The latest machines feature video displays where voters simply touch the screen and then affirm their selections.

David Rankin, Warren County’s geographical information system specialist and the person in charge of the county’s computer systems, and Purchasing Agent Tonga Vinson made a presentation to supervisors on the Diebold machines the state is buying.

Rankin said Warren County would be provided with 91 of the Diebold units and needs 138.

Using those numbers, Rankin said the initial cost to Warren County would be $167,841 to buy 47 Diebold units not covered in the grant. That’s about $120,000 less than the $283,000 Rankin said would be needed to upgrade the scanners and to buy 24 disability-compliant machines, a requirement of the federal act.

George said changing to the new machines would cut into the percentage of eligible voters who actually vote. Also, George said, the new machines may add to the pressure to vote quickly.

People “should be under no pressure in voting,” he said.

The advantages of keeping the present voting system include the fact that the voters are familiar with how it works; it alerts a voter to a mistake and allows corrections to be made easily; it leaves a paper trail in the event an election is contested or a recount is needed and power failures don’t bring an election to a halt.

Also, George said, in the 13 years the county has used the scanner system there has been no election contested because of the machines.

The board will have until Aug. 15 to officially decide whether it wants to take the state up on its offer or if it wants to keep the present system.

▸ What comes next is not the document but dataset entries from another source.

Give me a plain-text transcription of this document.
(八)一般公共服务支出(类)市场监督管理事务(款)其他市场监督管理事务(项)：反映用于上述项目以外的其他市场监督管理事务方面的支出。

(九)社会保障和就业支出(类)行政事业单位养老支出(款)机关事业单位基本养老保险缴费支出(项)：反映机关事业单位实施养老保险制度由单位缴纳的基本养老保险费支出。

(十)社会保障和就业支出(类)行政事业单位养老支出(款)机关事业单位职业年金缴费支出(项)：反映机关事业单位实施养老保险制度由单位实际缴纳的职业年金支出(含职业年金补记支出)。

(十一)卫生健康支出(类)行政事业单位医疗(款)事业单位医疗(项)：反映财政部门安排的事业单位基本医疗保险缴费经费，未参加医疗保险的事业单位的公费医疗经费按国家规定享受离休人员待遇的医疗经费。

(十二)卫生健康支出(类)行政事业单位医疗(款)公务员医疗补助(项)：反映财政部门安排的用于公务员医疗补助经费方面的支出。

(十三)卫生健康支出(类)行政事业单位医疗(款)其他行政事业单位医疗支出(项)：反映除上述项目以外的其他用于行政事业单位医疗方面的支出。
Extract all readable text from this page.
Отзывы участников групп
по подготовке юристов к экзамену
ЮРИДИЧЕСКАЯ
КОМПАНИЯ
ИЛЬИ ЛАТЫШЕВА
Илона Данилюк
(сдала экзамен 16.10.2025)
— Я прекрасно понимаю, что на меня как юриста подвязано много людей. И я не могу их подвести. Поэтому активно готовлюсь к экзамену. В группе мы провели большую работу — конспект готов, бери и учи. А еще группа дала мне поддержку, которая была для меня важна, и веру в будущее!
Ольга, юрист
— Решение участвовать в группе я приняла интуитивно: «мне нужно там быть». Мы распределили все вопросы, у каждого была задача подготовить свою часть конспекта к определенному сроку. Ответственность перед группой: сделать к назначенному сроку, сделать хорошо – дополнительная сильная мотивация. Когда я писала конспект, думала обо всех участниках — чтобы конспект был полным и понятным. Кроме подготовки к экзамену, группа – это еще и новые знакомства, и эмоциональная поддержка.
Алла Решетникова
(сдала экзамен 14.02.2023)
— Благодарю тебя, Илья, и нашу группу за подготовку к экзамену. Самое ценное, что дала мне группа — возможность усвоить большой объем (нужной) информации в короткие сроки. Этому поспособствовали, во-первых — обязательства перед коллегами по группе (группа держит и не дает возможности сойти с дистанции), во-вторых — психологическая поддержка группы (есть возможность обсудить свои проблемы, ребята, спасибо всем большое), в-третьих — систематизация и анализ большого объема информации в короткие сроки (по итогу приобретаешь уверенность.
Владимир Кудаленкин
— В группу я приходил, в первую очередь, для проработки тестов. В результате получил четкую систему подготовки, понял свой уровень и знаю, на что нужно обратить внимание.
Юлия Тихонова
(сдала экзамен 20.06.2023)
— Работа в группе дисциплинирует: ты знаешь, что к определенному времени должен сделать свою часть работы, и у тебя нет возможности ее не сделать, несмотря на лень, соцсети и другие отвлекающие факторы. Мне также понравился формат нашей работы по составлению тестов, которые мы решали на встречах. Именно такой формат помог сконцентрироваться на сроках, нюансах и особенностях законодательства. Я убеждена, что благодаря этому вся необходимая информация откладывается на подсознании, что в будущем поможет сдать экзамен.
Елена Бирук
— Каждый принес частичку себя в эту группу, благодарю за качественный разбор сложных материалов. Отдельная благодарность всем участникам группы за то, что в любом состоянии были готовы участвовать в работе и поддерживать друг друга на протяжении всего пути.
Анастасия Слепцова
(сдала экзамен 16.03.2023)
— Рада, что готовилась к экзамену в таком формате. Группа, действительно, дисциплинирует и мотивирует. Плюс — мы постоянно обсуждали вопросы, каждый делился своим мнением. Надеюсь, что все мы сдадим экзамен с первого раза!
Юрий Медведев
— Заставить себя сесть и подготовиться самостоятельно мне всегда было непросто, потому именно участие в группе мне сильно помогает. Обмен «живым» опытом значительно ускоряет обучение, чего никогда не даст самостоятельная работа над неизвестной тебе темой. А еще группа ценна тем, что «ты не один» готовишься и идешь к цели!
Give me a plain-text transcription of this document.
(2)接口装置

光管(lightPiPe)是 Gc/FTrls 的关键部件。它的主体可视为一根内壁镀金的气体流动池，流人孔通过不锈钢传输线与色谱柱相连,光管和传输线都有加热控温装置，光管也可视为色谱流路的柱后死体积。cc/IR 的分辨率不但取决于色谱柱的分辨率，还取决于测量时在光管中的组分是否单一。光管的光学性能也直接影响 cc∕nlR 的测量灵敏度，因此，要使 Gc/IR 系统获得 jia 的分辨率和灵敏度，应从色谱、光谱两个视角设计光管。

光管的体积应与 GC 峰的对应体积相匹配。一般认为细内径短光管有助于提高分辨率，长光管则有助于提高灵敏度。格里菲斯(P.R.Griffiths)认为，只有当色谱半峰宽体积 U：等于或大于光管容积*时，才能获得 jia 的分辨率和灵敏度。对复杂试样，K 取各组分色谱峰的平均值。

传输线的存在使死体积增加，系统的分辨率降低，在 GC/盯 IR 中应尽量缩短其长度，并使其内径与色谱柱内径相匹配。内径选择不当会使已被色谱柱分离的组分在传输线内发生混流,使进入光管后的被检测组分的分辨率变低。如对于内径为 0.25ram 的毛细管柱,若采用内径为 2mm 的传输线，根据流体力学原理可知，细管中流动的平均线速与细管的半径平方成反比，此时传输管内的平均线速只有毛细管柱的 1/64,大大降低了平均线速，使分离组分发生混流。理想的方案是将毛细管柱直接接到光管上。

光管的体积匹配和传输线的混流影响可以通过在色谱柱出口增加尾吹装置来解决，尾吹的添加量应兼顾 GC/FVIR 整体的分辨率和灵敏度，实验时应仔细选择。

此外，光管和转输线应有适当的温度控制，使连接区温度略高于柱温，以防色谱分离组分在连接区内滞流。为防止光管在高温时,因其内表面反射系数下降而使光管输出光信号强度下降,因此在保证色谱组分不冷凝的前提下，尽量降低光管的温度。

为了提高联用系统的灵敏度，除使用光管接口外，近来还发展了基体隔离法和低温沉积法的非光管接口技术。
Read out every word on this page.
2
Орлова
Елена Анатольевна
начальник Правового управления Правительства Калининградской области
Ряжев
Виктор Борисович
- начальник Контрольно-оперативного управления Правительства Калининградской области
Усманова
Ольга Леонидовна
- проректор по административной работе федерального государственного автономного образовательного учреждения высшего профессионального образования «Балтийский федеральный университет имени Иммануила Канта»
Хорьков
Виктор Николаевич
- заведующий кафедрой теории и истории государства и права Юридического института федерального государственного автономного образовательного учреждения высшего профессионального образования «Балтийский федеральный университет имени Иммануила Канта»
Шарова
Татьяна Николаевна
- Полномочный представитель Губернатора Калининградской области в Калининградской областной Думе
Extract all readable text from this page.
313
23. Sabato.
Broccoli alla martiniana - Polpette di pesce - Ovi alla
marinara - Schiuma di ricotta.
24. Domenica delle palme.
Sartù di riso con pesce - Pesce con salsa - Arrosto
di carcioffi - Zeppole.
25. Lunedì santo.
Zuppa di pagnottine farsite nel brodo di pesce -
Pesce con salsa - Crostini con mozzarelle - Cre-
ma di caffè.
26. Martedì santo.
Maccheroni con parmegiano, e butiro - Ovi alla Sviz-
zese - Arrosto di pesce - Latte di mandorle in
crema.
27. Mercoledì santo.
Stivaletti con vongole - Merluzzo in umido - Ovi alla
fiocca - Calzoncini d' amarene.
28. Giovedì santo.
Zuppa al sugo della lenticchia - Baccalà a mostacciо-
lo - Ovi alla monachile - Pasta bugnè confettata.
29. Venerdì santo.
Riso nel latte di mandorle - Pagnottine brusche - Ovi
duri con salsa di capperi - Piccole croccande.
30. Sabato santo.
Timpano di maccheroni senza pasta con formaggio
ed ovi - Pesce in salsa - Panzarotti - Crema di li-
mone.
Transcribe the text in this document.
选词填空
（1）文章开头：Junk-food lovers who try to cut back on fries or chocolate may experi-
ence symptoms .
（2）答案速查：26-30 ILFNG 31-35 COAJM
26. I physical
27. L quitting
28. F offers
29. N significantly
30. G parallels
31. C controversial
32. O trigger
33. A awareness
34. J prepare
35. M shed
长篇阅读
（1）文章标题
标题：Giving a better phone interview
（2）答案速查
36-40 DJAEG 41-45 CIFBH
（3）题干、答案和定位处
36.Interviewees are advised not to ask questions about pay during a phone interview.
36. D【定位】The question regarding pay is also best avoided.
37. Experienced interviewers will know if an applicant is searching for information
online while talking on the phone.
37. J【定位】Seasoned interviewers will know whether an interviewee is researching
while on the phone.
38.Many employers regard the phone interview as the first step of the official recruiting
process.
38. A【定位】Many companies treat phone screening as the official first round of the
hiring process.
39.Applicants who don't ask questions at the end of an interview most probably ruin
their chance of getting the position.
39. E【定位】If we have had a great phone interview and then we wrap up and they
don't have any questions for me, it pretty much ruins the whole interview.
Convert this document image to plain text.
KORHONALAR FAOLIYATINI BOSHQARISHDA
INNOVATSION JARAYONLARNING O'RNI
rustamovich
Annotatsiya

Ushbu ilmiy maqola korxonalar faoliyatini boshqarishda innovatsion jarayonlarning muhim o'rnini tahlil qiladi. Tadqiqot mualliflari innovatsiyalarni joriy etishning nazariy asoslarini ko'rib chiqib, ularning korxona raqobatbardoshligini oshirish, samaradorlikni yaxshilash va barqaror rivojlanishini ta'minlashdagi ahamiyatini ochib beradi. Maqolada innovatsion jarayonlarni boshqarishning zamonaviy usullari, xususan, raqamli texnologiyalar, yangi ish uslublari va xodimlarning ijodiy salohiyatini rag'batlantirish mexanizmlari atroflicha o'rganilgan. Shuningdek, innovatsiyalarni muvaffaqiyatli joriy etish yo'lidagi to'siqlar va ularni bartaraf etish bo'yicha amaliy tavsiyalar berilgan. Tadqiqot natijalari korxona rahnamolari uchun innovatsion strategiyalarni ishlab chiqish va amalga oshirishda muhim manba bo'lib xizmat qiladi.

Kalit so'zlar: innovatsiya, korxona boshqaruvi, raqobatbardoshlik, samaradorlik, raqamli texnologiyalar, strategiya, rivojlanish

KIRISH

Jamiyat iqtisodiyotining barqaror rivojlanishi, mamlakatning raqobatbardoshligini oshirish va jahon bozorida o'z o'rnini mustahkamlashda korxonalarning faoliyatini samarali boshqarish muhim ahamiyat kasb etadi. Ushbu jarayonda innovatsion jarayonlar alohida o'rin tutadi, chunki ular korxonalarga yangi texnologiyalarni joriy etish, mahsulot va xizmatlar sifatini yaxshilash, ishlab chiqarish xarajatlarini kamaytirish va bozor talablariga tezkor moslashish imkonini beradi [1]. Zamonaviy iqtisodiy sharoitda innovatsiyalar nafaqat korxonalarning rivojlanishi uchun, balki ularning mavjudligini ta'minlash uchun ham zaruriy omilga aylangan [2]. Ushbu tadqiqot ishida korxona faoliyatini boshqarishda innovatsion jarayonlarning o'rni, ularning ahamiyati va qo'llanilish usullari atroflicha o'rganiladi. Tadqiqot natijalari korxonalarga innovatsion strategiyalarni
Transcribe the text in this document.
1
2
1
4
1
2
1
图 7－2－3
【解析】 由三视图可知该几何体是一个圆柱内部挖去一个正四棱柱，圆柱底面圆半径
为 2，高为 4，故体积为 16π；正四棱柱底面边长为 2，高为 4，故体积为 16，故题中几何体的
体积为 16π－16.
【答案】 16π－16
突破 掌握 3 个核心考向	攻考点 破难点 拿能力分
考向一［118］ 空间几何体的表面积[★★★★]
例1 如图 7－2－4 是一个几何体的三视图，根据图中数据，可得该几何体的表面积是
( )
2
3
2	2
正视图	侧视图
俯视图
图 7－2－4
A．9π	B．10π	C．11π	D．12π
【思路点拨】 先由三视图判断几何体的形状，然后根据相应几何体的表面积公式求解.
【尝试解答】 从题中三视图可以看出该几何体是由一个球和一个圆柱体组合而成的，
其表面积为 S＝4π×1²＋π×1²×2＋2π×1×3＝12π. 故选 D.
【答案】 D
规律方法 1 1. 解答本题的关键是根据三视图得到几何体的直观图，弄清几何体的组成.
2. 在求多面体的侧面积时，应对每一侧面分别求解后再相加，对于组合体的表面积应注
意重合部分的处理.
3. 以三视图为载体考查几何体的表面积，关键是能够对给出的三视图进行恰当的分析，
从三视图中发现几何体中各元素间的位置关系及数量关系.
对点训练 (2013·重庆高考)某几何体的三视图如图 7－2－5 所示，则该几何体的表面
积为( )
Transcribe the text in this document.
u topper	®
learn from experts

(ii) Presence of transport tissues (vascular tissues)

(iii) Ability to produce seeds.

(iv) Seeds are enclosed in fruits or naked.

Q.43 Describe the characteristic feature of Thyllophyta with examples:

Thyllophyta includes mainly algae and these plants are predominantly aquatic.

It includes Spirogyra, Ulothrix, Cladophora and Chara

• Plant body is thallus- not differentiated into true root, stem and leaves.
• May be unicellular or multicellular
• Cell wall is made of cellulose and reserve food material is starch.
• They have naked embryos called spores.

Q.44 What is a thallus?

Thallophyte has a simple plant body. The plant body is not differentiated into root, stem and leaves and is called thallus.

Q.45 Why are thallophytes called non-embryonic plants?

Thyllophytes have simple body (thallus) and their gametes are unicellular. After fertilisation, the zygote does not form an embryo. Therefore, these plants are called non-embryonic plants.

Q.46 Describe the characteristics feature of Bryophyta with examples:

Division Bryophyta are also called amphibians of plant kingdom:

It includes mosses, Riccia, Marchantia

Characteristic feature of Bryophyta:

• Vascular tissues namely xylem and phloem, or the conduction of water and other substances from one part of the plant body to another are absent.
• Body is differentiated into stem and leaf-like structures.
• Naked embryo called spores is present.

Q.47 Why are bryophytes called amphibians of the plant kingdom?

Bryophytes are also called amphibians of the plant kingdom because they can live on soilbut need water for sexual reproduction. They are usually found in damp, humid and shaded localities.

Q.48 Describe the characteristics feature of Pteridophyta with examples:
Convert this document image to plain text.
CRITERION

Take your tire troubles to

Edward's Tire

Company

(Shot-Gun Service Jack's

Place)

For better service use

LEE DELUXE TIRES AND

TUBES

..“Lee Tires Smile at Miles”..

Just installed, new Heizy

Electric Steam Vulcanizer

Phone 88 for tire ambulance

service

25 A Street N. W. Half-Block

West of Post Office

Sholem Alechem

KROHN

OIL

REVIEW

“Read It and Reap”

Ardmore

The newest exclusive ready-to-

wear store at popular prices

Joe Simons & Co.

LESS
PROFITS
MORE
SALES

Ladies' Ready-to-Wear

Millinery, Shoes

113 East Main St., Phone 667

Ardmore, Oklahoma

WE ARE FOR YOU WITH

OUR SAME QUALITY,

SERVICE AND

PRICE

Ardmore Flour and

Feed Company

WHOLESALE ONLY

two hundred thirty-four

In other business before the board Thursday, representatives of the Issaquena Warren Land Co. presented their side of the Paw Paw Road dispute. Representatives of the Paw Paw Island Land Co. met with the board last week asking that the county have Issaquena Warren remove two gates on the road and cease construction of a building in the right of way of Paw Paw Road. Their contention was that the road is listed as extending 0.6 mile from Mississippi 465 on the map of county-owned roads adopted when the county switched from the beat system to the unit system in 1988.

Mark Herbert, a Jackson attorney representing Issaquena Warren, said his clients bought its land from Anderson-Tully Co. in 2002 and at that time, received a deed that included that part of Paw Paw Road from a gate at the toe of the Main Line Mississippi River Levee to Paw Paw Chute.

At the time of the purchase, he said Issaquena Warren notified the owners of Paw Paw Island Land Co. they intended to move the road and allow those hunting club members access to their property over the new road.

“We even built them a parking area,” he said.

In the intervening years, Paw Paw Island Land Co. filed a lawsuit in Warren County Chancery Court against Issaquena Warren, Herbert said.

He then produced a copy of a Warren County Road System Register his clients put in evidence in the lawsuit that showed Paw Paw Road as 0.13 mile long and not 0.6 mile.

“I urge you before you get involved in a private dispute that you research this carefully,” Herbert said.

He also suggested the county wait until Chancellor Vicki Barnes concludes the trial of the lawsuit and files her decision.